Anyhoo, we get to see the "real" Dunder Mifflin commercial, "the Michael Scott director's cut." The ad is just as queer as you'd expect, but kind of a cool accomplishment for the group of social retards that make up the Scranton branch. Does it feature Vangelis's score from Chariots Of Fire? Bet your ass. The ad's concept is one sheet of paper being passed on from place to place, holding a different, hilariously broad message each time. For Meredith and Creed it's a "Corporate Memo," for Kelly, dressed in a sari in front of a Taj Mahal backdrop, it reads "I Love You." She passes it to Andy, who holds it like a baton and wins the relay race. Frowny-faced Dwight hands housewife Phyllis a sheet that reads "You have a son, and it's me." Phyllis, as per Michael's voice-over, realizes that that's not so bad after all. Orange-jumpsuited Stanley picks up the paper while collecting trash at the side of the road (oh, Jesus...), and it's a flyer for Dunder Mifflin, who's hiring. It's his shot at a second chance! Jim crumples up said flyer and tosses it over his back into the trash, where Michael retrieves it, uncrumples it, and puts it in a frame in his office, where it reads "World's Most Creative Boss." Michael then hits us with the tagline: Dunder Mifflin: Limitless Paper In A Paperless World." Wow. That's almost poignant. In a terribly sad, antithetical to the marketing objective, totally depressing kind of way.

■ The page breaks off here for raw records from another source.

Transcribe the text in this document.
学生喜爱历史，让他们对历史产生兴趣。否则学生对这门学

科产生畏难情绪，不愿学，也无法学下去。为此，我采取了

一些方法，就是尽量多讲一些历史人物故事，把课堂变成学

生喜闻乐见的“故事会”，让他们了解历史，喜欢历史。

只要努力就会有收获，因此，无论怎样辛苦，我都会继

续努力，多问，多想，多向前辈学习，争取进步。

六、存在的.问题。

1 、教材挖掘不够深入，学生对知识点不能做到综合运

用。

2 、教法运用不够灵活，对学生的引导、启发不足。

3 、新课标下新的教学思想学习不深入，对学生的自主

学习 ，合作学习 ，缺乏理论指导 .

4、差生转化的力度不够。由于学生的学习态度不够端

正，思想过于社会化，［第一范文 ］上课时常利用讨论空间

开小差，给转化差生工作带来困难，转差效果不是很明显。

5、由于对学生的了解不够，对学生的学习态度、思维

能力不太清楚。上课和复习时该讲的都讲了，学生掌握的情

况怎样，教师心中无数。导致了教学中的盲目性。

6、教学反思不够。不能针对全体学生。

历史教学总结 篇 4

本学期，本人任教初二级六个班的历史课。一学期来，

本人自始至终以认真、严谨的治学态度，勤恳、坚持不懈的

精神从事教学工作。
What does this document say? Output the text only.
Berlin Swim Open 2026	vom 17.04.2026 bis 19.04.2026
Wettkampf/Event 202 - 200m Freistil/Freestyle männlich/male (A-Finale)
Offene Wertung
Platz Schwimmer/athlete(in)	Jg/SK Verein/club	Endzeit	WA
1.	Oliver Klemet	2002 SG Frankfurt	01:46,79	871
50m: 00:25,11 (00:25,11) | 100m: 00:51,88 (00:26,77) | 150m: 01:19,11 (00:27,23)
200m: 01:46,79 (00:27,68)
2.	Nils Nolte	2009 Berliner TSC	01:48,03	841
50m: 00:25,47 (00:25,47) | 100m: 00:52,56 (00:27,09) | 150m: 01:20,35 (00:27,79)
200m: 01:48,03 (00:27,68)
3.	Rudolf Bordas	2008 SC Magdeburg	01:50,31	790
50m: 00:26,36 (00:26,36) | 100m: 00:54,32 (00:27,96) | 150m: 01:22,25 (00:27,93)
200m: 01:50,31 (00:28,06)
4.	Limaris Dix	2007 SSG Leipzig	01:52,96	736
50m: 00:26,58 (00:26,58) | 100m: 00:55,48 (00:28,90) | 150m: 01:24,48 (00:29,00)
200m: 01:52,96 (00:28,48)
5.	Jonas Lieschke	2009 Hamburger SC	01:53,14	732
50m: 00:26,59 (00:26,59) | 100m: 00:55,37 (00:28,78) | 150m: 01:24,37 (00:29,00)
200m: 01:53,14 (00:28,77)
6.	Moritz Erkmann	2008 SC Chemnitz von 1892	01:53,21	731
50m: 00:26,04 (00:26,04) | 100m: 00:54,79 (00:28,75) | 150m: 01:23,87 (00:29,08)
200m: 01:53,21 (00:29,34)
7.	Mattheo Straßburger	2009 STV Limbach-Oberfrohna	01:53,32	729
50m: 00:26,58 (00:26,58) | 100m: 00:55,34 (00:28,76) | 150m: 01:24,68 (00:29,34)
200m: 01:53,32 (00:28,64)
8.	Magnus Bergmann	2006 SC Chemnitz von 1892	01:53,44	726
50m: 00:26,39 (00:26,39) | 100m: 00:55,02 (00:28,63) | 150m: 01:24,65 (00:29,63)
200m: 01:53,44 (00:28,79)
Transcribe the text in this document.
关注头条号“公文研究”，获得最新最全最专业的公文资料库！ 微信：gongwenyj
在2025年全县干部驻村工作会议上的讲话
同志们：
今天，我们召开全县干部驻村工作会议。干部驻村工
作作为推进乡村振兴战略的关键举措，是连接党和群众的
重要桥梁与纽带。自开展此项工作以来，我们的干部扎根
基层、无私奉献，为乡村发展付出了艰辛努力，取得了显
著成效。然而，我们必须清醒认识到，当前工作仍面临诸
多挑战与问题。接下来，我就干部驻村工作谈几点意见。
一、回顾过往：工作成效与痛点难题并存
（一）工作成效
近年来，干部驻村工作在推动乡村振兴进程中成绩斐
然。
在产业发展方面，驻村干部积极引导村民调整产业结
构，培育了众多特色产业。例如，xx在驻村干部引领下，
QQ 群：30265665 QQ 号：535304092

After it's done, everyone claps for Michael, and the waiter gives Pam props on the computer animation. Then he asks her if she's ever been on a motorcycle before, which is Jim's cue to put his arm around his lady. Michael, incredibly pleased, says the next round of drinks is on him, which earns more applause. This is possibly Michael's greatest day since "Office Olympics." Which I think was the last time an episode ended on such a heartwarming note.
...What do you mean, "Then it's a date"?
Coda: Andy's still trying to figure out that damn Kit-Kat song. "Hair-For-Men...Poi-son-Gas...Nu-tri-Sweet..." He ultimately decides it has to rhyme with "piece" (um...), which leads him to "Fan-cy-Feast! Break me off a piece of that Fancy Feast! Nailed it." Damn right he did.